Je suis épuisé. L'étape à Oradour m'a démoralisé. Pourtant, par acquit de conscience, je clique sur désinformation. Ici, la victime de la semaine de la désinformation est un éditeur breton, calomnié par on-ne-sait-qui: je lirai une autre fois, j'en ai déjà plein les pieds de ce voyage chez les parias, plein d'ampoules, et pas de sparadrap, et il pleut, et le paysage est lugubre. Le paria est logorrhéique. Il vous tire par la manche, trop heureux de trouver une oreille, il ne sait pas expliquer simplement son histoire. Tiens, un lien vers le site des lecteurs de Renaud Camus, l'homme qui trouve qu'il y a trop de juifs à France-Culture. «Pour signer la pétition en faveur de Renaud Camus, allez sur le site des lecteurs de Renaud Camus», nous intime M. Grain de sable. Faut-il vraiment s'étonner de le retrouver ici? Plein les pieds, et les repères se brouillent. Tant qu'on était chez l'extrême droite pure et dure, c'était clair. Mais les frontières sont poreuses. Le lien est une invention diabolique. Le lien, ce vent irrationnel et imprévisible, qui fait dériver le surfeur. Un lien entre deux sites ne présuppose pas que les sites soient... liés par consentement mutuel. Vous pouvez très bien vous lier à un site qui n'en peut mais. Attention aux amalgames. N'empêche qu'il est désormais tentant, pour le surfeur, d'établir un... lien entre les deux sites ainsi liés. Donc, un lien m'envoie vers Renaud Camus. Partant d'Occident, j'arrive chez Renaud Camus. Evidemment, il ne faut pas en déduire davantage que cela, ça ne veut rien dire. Mais le lien est comme un instrument à lire de l'inconscient, un glissement de sens.

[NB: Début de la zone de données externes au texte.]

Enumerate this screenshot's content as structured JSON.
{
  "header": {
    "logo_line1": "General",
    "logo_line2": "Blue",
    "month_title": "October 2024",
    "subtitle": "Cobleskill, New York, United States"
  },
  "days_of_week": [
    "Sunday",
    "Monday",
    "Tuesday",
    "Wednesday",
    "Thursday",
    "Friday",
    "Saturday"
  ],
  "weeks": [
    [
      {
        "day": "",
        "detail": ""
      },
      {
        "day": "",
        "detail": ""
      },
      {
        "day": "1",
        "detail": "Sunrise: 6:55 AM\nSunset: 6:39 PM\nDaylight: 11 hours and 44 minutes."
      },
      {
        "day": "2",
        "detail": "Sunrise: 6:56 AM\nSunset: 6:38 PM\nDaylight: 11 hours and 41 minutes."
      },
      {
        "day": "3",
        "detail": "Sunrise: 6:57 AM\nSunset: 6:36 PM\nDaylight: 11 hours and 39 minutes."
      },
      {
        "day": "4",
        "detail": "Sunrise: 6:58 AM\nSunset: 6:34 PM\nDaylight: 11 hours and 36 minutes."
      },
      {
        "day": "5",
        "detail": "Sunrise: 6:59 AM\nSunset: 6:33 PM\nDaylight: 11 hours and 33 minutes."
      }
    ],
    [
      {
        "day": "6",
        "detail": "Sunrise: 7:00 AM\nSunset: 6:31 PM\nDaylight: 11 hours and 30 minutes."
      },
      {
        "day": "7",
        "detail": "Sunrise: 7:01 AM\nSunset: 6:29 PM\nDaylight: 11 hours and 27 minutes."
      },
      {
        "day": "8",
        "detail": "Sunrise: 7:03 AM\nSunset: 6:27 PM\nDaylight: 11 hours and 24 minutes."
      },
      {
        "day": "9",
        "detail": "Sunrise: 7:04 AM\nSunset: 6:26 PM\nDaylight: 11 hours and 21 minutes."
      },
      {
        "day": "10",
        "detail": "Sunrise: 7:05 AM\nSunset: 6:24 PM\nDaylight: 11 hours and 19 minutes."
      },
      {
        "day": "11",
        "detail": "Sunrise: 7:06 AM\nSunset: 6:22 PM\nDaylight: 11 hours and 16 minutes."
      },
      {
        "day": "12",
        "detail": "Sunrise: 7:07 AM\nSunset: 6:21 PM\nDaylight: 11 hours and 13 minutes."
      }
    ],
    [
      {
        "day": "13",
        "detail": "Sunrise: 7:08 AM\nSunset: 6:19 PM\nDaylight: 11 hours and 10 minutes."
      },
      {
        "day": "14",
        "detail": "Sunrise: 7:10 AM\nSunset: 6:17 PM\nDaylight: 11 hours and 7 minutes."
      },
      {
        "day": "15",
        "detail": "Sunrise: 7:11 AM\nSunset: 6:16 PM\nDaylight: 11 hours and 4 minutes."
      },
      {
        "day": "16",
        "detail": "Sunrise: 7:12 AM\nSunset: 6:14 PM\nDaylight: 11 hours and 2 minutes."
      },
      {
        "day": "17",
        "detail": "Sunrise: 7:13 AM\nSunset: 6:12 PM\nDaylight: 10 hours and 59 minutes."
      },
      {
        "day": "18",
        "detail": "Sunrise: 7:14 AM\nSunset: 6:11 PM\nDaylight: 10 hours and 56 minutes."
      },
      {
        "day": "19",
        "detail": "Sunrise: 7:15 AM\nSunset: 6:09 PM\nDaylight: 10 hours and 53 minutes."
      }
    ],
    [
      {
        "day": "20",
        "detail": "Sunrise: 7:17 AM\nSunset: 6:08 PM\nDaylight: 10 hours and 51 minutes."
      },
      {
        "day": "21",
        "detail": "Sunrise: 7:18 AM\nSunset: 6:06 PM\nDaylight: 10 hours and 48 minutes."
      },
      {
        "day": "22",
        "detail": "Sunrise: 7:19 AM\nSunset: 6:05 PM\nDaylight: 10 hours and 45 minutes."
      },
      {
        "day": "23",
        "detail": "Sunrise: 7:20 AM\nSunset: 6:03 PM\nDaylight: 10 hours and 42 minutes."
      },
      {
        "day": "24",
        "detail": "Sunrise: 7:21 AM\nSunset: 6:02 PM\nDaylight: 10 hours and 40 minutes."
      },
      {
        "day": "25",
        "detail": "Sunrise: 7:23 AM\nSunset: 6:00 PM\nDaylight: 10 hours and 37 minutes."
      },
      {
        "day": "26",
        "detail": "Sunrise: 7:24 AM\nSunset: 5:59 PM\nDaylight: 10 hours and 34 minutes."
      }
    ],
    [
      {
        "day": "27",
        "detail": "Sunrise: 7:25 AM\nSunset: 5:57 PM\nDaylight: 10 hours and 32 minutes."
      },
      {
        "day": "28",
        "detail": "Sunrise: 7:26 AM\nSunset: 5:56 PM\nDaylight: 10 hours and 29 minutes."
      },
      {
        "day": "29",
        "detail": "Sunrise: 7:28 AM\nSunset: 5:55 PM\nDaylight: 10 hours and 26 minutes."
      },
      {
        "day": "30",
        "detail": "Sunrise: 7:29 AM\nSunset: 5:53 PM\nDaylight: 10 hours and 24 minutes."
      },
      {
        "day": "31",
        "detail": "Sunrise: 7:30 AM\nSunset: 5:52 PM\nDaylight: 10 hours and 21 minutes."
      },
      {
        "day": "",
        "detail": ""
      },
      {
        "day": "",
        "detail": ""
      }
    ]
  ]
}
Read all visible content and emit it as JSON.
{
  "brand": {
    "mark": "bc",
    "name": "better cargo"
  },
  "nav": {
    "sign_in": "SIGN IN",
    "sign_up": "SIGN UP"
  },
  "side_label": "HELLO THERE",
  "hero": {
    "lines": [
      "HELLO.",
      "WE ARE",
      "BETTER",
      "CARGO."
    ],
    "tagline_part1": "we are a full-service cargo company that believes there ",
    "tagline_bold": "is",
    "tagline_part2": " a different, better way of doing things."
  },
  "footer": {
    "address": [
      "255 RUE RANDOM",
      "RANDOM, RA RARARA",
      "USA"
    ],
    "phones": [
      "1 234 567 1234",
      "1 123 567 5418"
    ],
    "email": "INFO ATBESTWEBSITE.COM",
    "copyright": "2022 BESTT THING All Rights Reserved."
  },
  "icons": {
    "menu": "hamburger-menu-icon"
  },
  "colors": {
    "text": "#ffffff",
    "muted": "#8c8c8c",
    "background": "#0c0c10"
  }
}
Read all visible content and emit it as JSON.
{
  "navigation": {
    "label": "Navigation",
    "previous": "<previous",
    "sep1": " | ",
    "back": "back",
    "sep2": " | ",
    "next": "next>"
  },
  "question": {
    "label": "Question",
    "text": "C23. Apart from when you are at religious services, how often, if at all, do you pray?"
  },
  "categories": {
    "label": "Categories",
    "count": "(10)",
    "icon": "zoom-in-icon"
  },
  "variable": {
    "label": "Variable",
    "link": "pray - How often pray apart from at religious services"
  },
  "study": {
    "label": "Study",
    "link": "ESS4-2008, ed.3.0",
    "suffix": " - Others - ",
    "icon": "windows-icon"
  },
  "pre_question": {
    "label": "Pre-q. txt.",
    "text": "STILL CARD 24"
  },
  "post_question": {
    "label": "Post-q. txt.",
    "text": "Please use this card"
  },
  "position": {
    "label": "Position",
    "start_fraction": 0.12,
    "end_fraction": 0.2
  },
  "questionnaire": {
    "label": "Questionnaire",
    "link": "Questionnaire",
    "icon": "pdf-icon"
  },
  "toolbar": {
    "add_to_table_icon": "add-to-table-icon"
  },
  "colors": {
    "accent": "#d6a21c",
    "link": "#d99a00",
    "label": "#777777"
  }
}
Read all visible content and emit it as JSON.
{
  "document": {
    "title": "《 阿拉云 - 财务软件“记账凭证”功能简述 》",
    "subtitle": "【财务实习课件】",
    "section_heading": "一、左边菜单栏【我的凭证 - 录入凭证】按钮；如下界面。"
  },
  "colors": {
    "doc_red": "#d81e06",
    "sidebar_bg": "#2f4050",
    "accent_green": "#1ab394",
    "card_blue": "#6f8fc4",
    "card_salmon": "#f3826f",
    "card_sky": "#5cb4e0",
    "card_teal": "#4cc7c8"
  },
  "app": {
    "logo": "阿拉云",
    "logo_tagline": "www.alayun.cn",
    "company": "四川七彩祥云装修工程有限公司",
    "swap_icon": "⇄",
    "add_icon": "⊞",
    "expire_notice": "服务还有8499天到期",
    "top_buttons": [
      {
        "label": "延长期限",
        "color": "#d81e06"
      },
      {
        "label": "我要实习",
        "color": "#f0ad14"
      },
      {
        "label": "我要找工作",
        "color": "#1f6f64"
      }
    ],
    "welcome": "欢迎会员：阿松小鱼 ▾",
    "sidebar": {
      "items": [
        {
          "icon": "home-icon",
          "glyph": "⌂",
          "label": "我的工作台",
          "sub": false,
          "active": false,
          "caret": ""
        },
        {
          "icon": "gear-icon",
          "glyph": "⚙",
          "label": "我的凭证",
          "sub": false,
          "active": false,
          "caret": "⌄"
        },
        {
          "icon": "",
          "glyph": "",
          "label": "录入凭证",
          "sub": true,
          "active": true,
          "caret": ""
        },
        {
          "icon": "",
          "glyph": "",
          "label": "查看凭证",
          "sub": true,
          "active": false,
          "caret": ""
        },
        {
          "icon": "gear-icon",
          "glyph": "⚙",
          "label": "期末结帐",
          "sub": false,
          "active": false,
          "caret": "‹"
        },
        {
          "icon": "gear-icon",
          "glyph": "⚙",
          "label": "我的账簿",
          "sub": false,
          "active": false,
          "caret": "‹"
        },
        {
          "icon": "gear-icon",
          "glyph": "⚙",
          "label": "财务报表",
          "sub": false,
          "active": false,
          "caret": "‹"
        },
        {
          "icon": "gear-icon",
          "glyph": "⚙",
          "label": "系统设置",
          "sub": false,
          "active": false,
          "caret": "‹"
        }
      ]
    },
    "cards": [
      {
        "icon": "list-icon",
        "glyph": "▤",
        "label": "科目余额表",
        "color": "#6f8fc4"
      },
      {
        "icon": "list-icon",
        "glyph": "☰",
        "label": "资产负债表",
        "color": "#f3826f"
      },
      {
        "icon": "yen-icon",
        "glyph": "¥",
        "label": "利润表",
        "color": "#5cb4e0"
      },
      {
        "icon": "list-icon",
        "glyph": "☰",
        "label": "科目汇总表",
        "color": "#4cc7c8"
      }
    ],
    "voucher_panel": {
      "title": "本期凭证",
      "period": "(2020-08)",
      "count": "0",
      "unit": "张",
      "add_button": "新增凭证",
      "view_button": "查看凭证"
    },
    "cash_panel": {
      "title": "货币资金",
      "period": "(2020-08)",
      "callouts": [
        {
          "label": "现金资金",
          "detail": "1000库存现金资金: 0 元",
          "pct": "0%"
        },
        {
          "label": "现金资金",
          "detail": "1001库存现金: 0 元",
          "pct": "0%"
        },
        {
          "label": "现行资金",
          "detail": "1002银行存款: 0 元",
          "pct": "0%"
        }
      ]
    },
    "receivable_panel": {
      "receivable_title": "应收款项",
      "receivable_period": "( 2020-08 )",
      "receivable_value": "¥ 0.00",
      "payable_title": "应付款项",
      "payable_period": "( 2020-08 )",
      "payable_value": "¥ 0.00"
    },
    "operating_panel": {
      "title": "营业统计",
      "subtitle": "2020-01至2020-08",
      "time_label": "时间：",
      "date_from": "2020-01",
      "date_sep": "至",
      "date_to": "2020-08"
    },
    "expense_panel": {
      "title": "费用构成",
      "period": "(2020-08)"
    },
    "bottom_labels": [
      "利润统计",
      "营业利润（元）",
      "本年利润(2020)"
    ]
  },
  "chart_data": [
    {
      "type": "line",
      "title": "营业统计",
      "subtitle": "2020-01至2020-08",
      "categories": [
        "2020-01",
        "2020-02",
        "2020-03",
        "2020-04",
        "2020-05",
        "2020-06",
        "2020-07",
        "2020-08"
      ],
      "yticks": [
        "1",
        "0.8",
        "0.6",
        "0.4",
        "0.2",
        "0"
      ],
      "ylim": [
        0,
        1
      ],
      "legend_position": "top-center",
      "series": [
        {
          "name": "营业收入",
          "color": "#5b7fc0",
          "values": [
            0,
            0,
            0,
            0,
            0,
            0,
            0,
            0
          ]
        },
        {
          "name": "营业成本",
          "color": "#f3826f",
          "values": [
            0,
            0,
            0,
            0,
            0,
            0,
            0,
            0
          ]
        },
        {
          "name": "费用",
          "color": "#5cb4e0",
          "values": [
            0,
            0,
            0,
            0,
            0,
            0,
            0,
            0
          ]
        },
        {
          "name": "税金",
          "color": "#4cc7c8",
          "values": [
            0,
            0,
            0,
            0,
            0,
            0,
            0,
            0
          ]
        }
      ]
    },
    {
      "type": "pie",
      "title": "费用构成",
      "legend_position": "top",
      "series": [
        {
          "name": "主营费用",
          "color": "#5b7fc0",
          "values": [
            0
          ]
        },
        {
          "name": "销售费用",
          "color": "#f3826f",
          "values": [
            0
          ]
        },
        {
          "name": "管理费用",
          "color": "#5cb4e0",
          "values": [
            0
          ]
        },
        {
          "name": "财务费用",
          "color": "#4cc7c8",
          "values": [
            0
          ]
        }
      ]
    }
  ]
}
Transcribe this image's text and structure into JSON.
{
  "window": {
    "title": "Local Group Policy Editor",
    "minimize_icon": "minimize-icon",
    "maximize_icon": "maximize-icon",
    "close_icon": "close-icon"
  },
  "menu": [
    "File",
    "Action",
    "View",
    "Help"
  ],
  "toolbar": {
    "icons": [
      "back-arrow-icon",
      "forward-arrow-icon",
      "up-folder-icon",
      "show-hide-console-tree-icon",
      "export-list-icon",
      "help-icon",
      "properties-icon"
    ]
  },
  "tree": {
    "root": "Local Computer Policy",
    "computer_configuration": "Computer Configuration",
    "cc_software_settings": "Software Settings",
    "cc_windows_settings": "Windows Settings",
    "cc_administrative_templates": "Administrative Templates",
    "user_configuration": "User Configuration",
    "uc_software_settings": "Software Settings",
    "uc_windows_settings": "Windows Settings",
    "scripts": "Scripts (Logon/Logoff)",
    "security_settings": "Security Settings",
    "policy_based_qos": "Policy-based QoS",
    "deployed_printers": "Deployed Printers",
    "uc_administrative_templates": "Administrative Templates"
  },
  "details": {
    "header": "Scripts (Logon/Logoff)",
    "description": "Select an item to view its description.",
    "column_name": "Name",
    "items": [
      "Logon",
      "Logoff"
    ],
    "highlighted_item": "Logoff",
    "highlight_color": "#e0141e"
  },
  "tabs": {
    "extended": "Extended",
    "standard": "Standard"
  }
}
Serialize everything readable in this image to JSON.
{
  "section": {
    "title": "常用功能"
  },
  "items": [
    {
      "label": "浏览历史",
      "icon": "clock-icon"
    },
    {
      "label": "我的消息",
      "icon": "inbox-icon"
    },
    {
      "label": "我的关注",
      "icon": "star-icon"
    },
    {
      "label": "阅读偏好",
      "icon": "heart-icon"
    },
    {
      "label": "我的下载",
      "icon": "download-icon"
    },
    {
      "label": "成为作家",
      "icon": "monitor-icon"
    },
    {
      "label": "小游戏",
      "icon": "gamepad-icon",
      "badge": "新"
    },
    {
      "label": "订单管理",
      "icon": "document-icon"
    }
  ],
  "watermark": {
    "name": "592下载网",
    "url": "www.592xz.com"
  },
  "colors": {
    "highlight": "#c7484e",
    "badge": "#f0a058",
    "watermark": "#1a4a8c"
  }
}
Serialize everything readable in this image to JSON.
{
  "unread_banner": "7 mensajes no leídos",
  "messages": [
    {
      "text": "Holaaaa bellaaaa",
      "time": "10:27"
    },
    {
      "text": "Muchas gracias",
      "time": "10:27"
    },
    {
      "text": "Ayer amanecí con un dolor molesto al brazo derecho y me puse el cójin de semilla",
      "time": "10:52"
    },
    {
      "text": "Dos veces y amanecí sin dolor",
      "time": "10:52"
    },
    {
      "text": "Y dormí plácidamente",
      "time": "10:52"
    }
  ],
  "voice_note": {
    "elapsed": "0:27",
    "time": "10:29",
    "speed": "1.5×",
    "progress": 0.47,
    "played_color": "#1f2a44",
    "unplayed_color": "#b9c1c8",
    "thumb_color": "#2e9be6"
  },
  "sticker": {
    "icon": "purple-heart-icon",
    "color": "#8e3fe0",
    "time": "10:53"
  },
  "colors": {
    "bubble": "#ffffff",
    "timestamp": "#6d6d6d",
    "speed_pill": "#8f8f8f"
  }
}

Par exemple, de chez Renaud Camus, on m'enverra dans un forum torride consacré à son collègue Michel Houellebecq. Heureux hasard, le maître est présent en personne, dialoguant magnanime avec uneforumiste: «J'aime bien faire l'amour et je veux bien essayer avec vous, Catherine. Mais il faut au moins laisser une adresse Internet ou quelque chose. Sinon, une fois de plus, ça n'aura pas lieu.» Mais s'agit-il seulement du vrai Michel Houellebecq? Internet renouvelle la mythologie de la lettre manuscrite.

L'internaumane paria est grand amateur de liens. Il a le lien facile et généreux. Il n'hésite pas à offrir des dizaines de liens vers les autres parias, tout heureux de faire à ses frères en infortune la publicité dont il est assoiffé pour lui-même. Il a d'ailleurs raison. Plus grave encore: le paria, qui n'a plus rien à perdre, n'hésite pas non plus à offrir de nombreux liens vers ses adversaires, voyez comme j'aime la liberté d'expression, moi au moins, suivez mon regard! Ainsi le site révisionniste me renvoie-t-il vers le Centre Simon-Wiesenthal et vers le musée - en polonais - d'Auschwitz-Birkenau, ce qui est fort intéressant, mais accroît la durée du voyage. Il faut à cet instant prévenir le lecteur. Pas facile de savoir ici, dans ces pages, sur quel ton évoquer les parias. Car dans le système persécuteur, le paria inclut les médias. Et parmi ces médias, eh bien oui, au premier rang, Le Monde.

Alors me voilà, flâneur salarié du Monde, penché sur les victimes du Monde. Bigre! Surveille-toi, explorateur. Le moindre ricanement ne te serait pas pardonné par les parias. D'un autre côté, les prendre au sérieux serait donner tort au Monde de les traiter en parias, et surtout les priver de leur condition de parias. Bigre, bigre.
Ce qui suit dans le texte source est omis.